Hope all that is easy enough to follow, and happy poo-brewing!


3 thoughts on “How to Make Liquid Fertilizer with Chook Manure – Early August Gardening

  1. Hi Anita,

    According to Sophie from Gardening Australia:

    “Natives don’t like manufactured or chemical based fertilisers that are high in phosphorous. But they do like to be fed, ideally in spring and autumn, either with a specifically designed Australian native plant food or an organic based fertiliser such as blood and bone or pelletised chicken manure.”

    Well aged liquid chook manure is similarly organic, so I personally don’t see a problem. If I recall correctly, it’s generally quite high in nitrogen (encouraging leafy growth) and relatively low in phospherous. But I’m no expert. I have on occasion fertilized natives with this before and nothing died! If you are worried perhaps just use a very weak tea-coloured dilution of the brew. Perhaps at first put it on just a couple of your natives to test their response?

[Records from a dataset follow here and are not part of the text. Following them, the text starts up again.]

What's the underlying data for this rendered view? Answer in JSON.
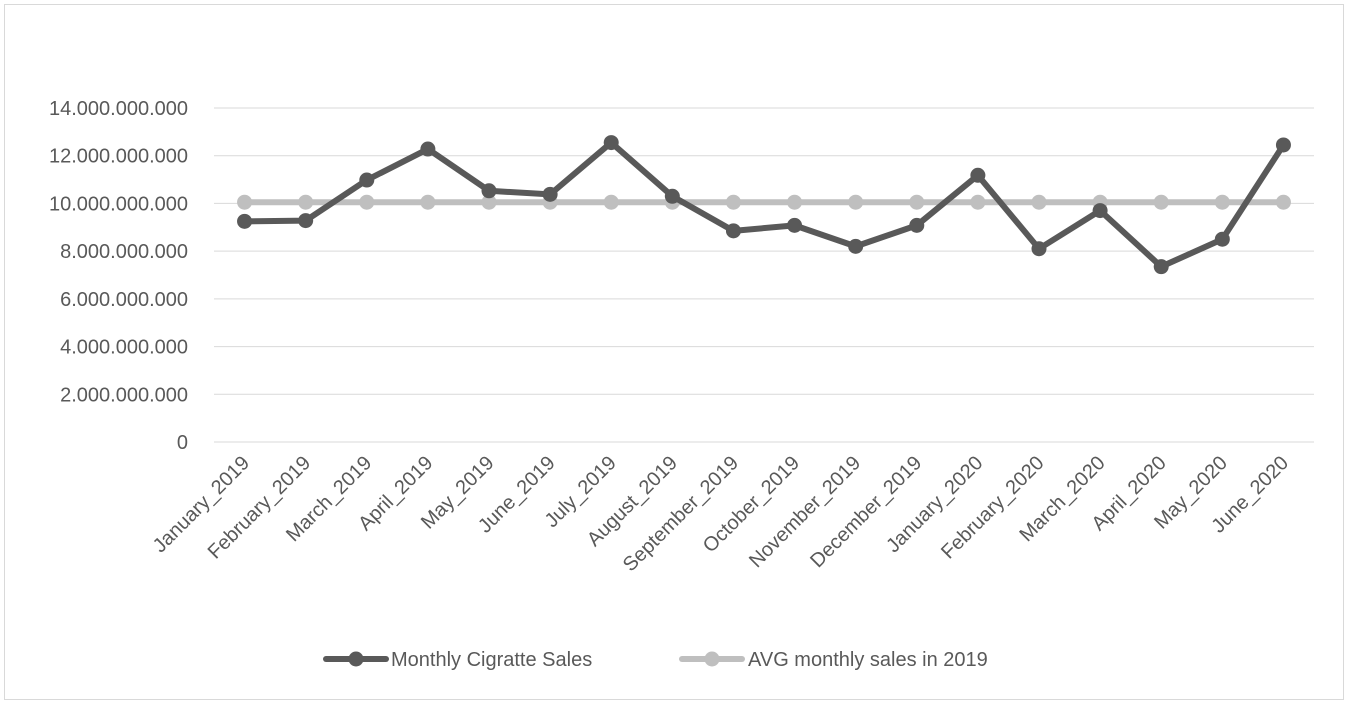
{
  "chart_data": {
    "type": "line",
    "title": "",
    "xlabel": "",
    "ylabel": "",
    "ylim": [
      0,
      14000000000
    ],
    "yticks": [
      0,
      2000000000,
      4000000000,
      6000000000,
      8000000000,
      10000000000,
      12000000000,
      14000000000
    ],
    "ytick_labels": [
      "0",
      "2.000.000.000",
      "4.000.000.000",
      "6.000.000.000",
      "8.000.000.000",
      "10.000.000.000",
      "12.000.000.000",
      "14.000.000.000"
    ],
    "grid": true,
    "legend_position": "bottom",
    "categories": [
      "January_2019",
      "February_2019",
      "March_2019",
      "April_2019",
      "May_2019",
      "June_2019",
      "July_2019",
      "August_2019",
      "September_2019",
      "October_2019",
      "November_2019",
      "December_2019",
      "January_2020",
      "February_2020",
      "March_2020",
      "April_2020",
      "May_2020",
      "June_2020"
    ],
    "series": [
      {
        "name": "Monthly Cigratte Sales",
        "color": "#595959",
        "values": [
          9250000000,
          9280000000,
          10980000000,
          12280000000,
          10530000000,
          10380000000,
          12550000000,
          10300000000,
          8850000000,
          9080000000,
          8200000000,
          9080000000,
          11180000000,
          8100000000,
          9700000000,
          7350000000,
          8500000000,
          12450000000
        ]
      },
      {
        "name": "AVG monthly sales in 2019",
        "color": "#bfbfbf",
        "values": [
          10050000000,
          10050000000,
          10050000000,
          10050000000,
          10050000000,
          10050000000,
          10050000000,
          10050000000,
          10050000000,
          10050000000,
          10050000000,
          10050000000,
          10050000000,
          10050000000,
          10050000000,
          10050000000,
          10050000000,
          10050000000
        ]
      }
    ]
  }
}
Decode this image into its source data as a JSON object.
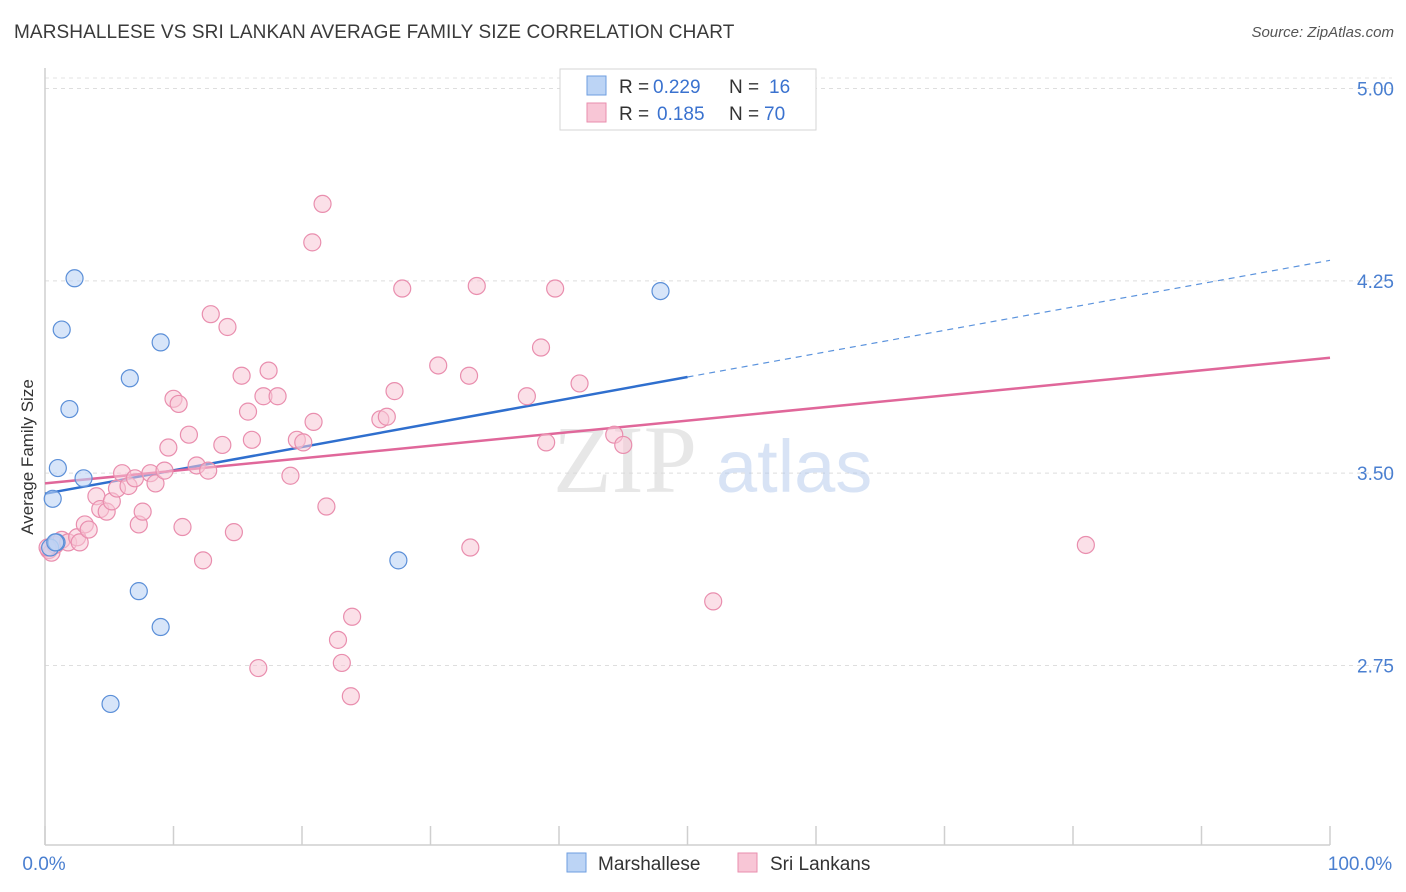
{
  "title": "MARSHALLESE VS SRI LANKAN AVERAGE FAMILY SIZE CORRELATION CHART",
  "source": "Source: ZipAtlas.com",
  "watermark": {
    "zip": "ZIP",
    "atlas": "atlas"
  },
  "colors": {
    "blue": "#5b93dd",
    "blue_fill": "#bcd4f5",
    "pink": "#e86f9b",
    "pink_fill": "#f8c6d6",
    "accent_text": "#3a72cf"
  },
  "stats_legend": [
    {
      "r_label": "R =",
      "r_value": "0.229",
      "n_label": "N =",
      "n_value": "16"
    },
    {
      "r_label": "R =",
      "r_value": "0.185",
      "n_label": "N =",
      "n_value": "70"
    }
  ],
  "chart_data": {
    "type": "scatter",
    "title": "MARSHALLESE VS SRI LANKAN AVERAGE FAMILY SIZE CORRELATION CHART",
    "xlabel": "",
    "ylabel": "Average Family Size",
    "xlim": [
      0,
      100
    ],
    "ylim": [
      2.05,
      5.08
    ],
    "x_tick_labels": [
      "0.0%",
      "100.0%"
    ],
    "y_ticks": [
      2.75,
      3.5,
      4.25,
      5.0
    ],
    "y_tick_labels": [
      "2.75",
      "3.50",
      "4.25",
      "5.00"
    ],
    "grid": "horizontal dashed",
    "legend_position": "bottom-center",
    "series": [
      {
        "name": "Marshallese",
        "points": [
          [
            0.4,
            3.21
          ],
          [
            0.6,
            3.4
          ],
          [
            0.9,
            3.23
          ],
          [
            1.0,
            3.52
          ],
          [
            1.3,
            4.06
          ],
          [
            1.9,
            3.75
          ],
          [
            2.3,
            4.26
          ],
          [
            3.0,
            3.48
          ],
          [
            5.1,
            2.6
          ],
          [
            6.6,
            3.87
          ],
          [
            7.3,
            3.04
          ],
          [
            9.0,
            2.9
          ],
          [
            9.0,
            4.01
          ],
          [
            27.5,
            3.16
          ],
          [
            47.9,
            4.21
          ],
          [
            0.8,
            3.23
          ]
        ],
        "trend": {
          "x0": 0,
          "y0": 3.42,
          "x1": 100,
          "y1": 4.33,
          "solid_until": 50
        }
      },
      {
        "name": "Sri Lankans",
        "points": [
          [
            0.3,
            3.2
          ],
          [
            0.5,
            3.19
          ],
          [
            0.8,
            3.22
          ],
          [
            1.3,
            3.24
          ],
          [
            1.8,
            3.23
          ],
          [
            2.5,
            3.25
          ],
          [
            2.7,
            3.23
          ],
          [
            3.1,
            3.3
          ],
          [
            3.4,
            3.28
          ],
          [
            4.0,
            3.41
          ],
          [
            4.3,
            3.36
          ],
          [
            4.8,
            3.35
          ],
          [
            5.2,
            3.39
          ],
          [
            5.6,
            3.44
          ],
          [
            6.0,
            3.5
          ],
          [
            6.5,
            3.45
          ],
          [
            7.0,
            3.48
          ],
          [
            7.3,
            3.3
          ],
          [
            7.6,
            3.35
          ],
          [
            8.2,
            3.5
          ],
          [
            8.6,
            3.46
          ],
          [
            9.3,
            3.51
          ],
          [
            9.6,
            3.6
          ],
          [
            10.0,
            3.79
          ],
          [
            10.4,
            3.77
          ],
          [
            10.7,
            3.29
          ],
          [
            11.2,
            3.65
          ],
          [
            11.8,
            3.53
          ],
          [
            12.3,
            3.16
          ],
          [
            12.7,
            3.51
          ],
          [
            12.9,
            4.12
          ],
          [
            13.8,
            3.61
          ],
          [
            14.2,
            4.07
          ],
          [
            14.7,
            3.27
          ],
          [
            15.3,
            3.88
          ],
          [
            15.8,
            3.74
          ],
          [
            16.1,
            3.63
          ],
          [
            16.6,
            2.74
          ],
          [
            17.0,
            3.8
          ],
          [
            17.4,
            3.9
          ],
          [
            18.1,
            3.8
          ],
          [
            19.1,
            3.49
          ],
          [
            19.6,
            3.63
          ],
          [
            20.1,
            3.62
          ],
          [
            20.8,
            4.4
          ],
          [
            20.9,
            3.7
          ],
          [
            21.6,
            4.55
          ],
          [
            21.9,
            3.37
          ],
          [
            22.8,
            2.85
          ],
          [
            23.1,
            2.76
          ],
          [
            23.8,
            2.63
          ],
          [
            23.9,
            2.94
          ],
          [
            26.1,
            3.71
          ],
          [
            26.6,
            3.72
          ],
          [
            27.2,
            3.82
          ],
          [
            27.8,
            4.22
          ],
          [
            30.6,
            3.92
          ],
          [
            33.0,
            3.88
          ],
          [
            33.1,
            3.21
          ],
          [
            33.6,
            4.23
          ],
          [
            37.5,
            3.8
          ],
          [
            38.6,
            3.99
          ],
          [
            39.0,
            3.62
          ],
          [
            39.7,
            4.22
          ],
          [
            41.6,
            3.85
          ],
          [
            44.3,
            3.65
          ],
          [
            45.0,
            3.61
          ],
          [
            52.0,
            3.0
          ],
          [
            81.0,
            3.22
          ],
          [
            0.2,
            3.21
          ]
        ],
        "trend": {
          "x0": 0,
          "y0": 3.46,
          "x1": 100,
          "y1": 3.95
        }
      }
    ]
  }
}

    As far as I can tell, though, as long as the brew has been aged for long enough you should be pretty safe. We’ve never killed anything with it so far – in fact, the opposite has been the case!

    Good luck!

  2. do you know how to accelerate the procces in a short perioid with a kind of beneficiare bacterias. Is their methods of making this procces,if you know can you explain me because i have about 2 tons of s
    wine,chicken,cow and chicken guts,blood e.t.c.
    I already made a digester to take out the biogas but i need to know more about liquid fertilizer. Do you have a person which i could contact to help me on this project.
    Your colaboration will highly be appreciated.